Last updated Nov 29, 2025
Prediction
Chamath
techgovernment
Starting from around 2020 and for the foreseeable future, the four largest US tech companies (Facebook, Google, Apple, Amazon) will be effectively unable to complete large acquisitions of other tech companies due to antitrust and regulatory scrutiny, causing a de facto halt to major M&A by these firms.
So I think large acquisition and M&A, uh, by the big four, uh, it's impossible.View on YouTube
Explanation

Why this prediction is wrong

Chamath’s claim was that, starting around 2020 and "for the foreseeable future," large M&A by the Big Four (Facebook/Meta, Google/Alphabet, Apple, Amazon) would be impossible due to antitrust/regulatory pressure, implying a de facto halt to major acquisitions.
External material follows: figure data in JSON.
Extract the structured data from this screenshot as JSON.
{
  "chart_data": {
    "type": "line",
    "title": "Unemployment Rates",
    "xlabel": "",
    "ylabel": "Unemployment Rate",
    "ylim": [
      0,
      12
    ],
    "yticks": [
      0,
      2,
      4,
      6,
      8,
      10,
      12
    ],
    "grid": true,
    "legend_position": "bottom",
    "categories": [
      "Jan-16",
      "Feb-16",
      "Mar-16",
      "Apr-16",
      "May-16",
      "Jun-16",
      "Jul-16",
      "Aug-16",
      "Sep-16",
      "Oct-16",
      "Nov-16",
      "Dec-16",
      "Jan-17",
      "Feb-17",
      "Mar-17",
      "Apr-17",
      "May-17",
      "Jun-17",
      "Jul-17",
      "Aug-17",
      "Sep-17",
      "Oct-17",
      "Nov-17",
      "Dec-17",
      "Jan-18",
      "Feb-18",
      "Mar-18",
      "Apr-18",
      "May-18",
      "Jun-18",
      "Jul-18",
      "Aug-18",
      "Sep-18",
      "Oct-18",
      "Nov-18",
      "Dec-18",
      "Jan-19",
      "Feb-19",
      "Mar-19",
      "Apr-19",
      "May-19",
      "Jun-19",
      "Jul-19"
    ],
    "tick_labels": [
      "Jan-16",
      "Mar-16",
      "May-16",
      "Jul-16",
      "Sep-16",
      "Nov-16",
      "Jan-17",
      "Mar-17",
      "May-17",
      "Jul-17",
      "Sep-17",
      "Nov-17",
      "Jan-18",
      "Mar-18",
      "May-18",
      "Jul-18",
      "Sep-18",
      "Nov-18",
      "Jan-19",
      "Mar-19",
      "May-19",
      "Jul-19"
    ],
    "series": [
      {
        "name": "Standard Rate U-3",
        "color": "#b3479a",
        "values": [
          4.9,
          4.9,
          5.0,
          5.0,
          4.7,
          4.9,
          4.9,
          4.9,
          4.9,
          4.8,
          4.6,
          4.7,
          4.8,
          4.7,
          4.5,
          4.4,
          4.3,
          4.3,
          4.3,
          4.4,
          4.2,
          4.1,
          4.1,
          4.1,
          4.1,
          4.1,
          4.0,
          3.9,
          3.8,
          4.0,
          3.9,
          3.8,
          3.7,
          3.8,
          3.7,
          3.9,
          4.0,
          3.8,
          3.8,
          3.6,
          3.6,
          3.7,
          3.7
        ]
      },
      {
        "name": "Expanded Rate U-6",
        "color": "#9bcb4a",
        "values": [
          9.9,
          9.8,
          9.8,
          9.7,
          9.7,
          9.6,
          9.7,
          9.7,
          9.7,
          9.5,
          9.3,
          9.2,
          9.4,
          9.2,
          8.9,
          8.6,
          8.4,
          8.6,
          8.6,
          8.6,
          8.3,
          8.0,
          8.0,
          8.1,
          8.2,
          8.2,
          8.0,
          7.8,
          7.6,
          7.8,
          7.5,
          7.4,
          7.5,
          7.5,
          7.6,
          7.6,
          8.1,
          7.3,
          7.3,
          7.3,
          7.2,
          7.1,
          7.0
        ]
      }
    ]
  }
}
In the 5+ years since that July 2020 statement, multiple large, multi‑billion‑dollar acquisitions by these firms have not only been announced but successfully closed despite heavy scrutiny:

  • Amazon

    • Closed its $8.45 billion acquisition of MGM in March 2022 after U.S. and EU review; the FTC let the waiting period expire without blocking the deal. (forbes.com)
    • Closed its $3.9 billion acquisition of primary‑care provider One Medical in February 2023; the FTC investigated and issued a second request but ultimately did not stop the merger. (cnbc.com)
    • Its attempted $1.4 billion acquisition of iRobot was blocked in practice by U.S. and EU opposition and then abandoned in January 2024, showing scrutiny is real but not an absolute bar. (en.wikipedia.org)
  • Google / Alphabet

    • Completed the $5.4 billion acquisition of cybersecurity firm Mandiant in September 2022 after DOJ and other antitrust reviews concluded without blocking the deal. (en.wikipedia.org)
    • Agreed in 2025 to acquire cybersecurity startup Wiz for $32 billion, its largest deal ever; the transaction is moving through regulatory review, with reports that DOJ has cleared it to close in 2026. (ft.com)
  • Meta (Facebook)

    • Announced the purchase of Within Unlimited (VR fitness app Supernatural) for roughly $400 million. The FTC sued to block the deal, but a federal judge denied the injunction; the FTC eventually dropped its challenge and the deal closed in February 2023. (cnbc.com)
    • Meta also closed its acquisition of customer‑service software firm Kustomer, first announced in 2020, after conditional EU approval in early 2022. (euronews.com)
    • Conversely, Meta was forced to divest Giphy by the UK CMA, showing heightened enforcement but again not a total ban on other deals. (techcrunch.com)
  • Apple

    • Apple has faced escalating antitrust actions (e.g., U.S. v. Apple in 2024, German and EU gatekeeper designations) but continues to make smaller, strategic acquisitions; it has chosen not to pursue mega‑deals recently, rather than being uniquely barred while peers are not. (en.wikipedia.org)

Regulatory climate vs. prediction content

Antitrust scrutiny against Big Tech has unquestionably intensified since 2020 (multiple DOJ/FTC suits against Google and Meta, new cases against Apple, and abandoned deals like Amazon–iRobot). (en.wikipedia.org) But Chamath’s prediction was stronger: he said large M&A by the Big Four was "impossible" and implied a sustained halt to major acquisitions.

The actual record shows:

  • Several very large deals (>$3–5B) by Amazon and Google completed post‑2020.
  • Medium‑sized tech deals (hundreds of millions to low billions) by Meta proceeded despite direct agency lawsuits, with courts sometimes siding against regulators (e.g., Within Unlimited).
  • Regulators have blocked or deterred some deals, but not to the point that “large acquisition and M&A … is impossible” for these firms as a group.

Because multiple Big Four companies have completed exactly the kind of large acquisitions that the prediction said would be impossible, and they did so within a few years of the claim under intense modern antitrust scrutiny, the prediction is wrong.